Waitrose woking

Source: The Grocer

Like other supermarkets, Waitrose sets strict delivery standards all suppliers must adhere to

Waitrose is to bring back charging suppliers for shipments which do not meet its specified delivery standards, The Grocer has learned.

The supermarket initially suspended non-compliance charges during the Covid pandemic as a way of helping suppliers, many of whom were battling with operational challenges or shortages of core ingredients.

However last week, in an email seen by The Grocer, buyers from the supermarket notified suppliers Waitrose now plans to reintroduce the fees from “mid-April 2024”, as part of a wider “review” of its delivery standards process.

Like every supermarket, the high-end grocer sets strict delivery standards all suppliers must adhere to, as a way of maintaining product availability, quality and ensuring safety within its nationwide distribution centres.

Under the rules, a copy of which has been seen by The Grocer, examples of non-compliance include shipments that don’t have the required documentation or arrive more than 30-minutes after the agreed delivery slot.

The safety specifications and appearance of delivery vehicles, the minimum life on receipt (MLOR) of products, as well as the way products in specific categories are packed are some of the other requirements covered under the standards. 

The supermarket has not declared the rate of the charges, but said suppliers will be notified of any pending charge via the supplier web portal, Waitrose Connect.

There is not thought to be any change to the terms of the specific delivery standards, and suppliers will still have 30 days to challenge any non-compliance charge as was previously the case. 
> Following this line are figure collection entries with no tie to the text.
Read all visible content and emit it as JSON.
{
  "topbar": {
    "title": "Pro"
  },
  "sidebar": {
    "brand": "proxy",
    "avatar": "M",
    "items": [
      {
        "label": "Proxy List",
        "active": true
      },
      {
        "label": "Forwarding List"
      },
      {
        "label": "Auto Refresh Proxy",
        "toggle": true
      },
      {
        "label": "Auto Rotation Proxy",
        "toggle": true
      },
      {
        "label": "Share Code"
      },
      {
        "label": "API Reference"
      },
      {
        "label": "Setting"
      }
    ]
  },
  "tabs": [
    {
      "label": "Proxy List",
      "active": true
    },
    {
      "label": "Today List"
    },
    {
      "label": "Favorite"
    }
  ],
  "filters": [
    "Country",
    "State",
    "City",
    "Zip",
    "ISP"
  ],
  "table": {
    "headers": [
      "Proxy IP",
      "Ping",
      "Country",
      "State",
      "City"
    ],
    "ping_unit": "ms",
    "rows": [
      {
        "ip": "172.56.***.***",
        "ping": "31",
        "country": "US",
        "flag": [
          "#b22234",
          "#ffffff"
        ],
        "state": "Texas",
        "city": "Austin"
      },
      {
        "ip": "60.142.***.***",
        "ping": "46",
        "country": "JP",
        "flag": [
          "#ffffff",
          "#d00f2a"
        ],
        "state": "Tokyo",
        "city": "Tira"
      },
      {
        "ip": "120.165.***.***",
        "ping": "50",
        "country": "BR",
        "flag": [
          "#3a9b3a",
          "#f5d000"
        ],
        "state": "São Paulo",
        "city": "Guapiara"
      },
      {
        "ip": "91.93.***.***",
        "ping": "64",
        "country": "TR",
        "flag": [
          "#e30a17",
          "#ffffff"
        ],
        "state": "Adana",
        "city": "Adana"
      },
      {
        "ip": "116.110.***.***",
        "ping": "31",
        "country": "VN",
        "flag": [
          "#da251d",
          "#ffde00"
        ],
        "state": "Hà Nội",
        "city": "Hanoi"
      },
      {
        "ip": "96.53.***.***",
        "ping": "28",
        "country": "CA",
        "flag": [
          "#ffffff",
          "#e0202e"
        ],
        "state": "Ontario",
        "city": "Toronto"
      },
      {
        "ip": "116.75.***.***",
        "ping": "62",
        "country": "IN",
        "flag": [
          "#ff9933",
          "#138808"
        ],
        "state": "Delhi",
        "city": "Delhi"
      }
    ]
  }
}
“Delivery standards are normal across the industry, but were suspended during the Covid outbreak and its aftermath when our industry and suppliers were facing a particularly challenging period,” a Waitrose spokeswoman told The Grocer.

“We are confident the charges we are reintroducing will be fair and proportionate – but we have an honest and open relationship with our suppliers who are encouraged to raise any concerns.”

Alongside the reintroduction of charges, Waitrose said it had improved the way in which delivery standards breaches will be communicated to suppliers.

Previously, each supplier would be required to manually log into the Waitrose Connect web portal to see if they had been charged. Now they will receive an email notification if a charge has been raised. 

Waitrose plans to introduce the email notification process in February 2024, as a way of testing the system ahead of the introduction of charges.

Charges are not a great ’incentive’

However, some suppliers have questioned the impact of reintroducing potential charges, at a time when input costs remain high for many. 

“It’s not exactly a great motivator or incentive,” said the boss of one supplier with listings across the major supermarkets. “Fortunately we have very good availability and haven’t had many instances of charges, but there will be suppliers that have regular issues.”

Another ambient supplier expressed concerns that the relatively short length of Waitrose’s hour long delivery windows could lead to many being charged if there was major disruption to roads or travel networks. Ultimately it would depend on how “strict” Waitrose was going to be if any problems arose, the source said, although he understood the importance of Waitrose needing to ensure that its distribution hubs ran efficiently. 

The supermarket had the lowest levels of availability when compared with the traditional big four last year, according to the latest Grocer 33 annual performance ranking.

Its average availability slipped from 91.6% to 90.9% between June 2022 and June 2023, as a result of prolonged shortages related to IT glitches. However, its performance has improved during the first half of this year’s survey. 

The news follows a report by The Grocer last month that Waitrose was asking suppliers to submit “deflation proposals” to joint business plans, as it looks to rebuild margins in line with anticipated falls in the rate of food inflation.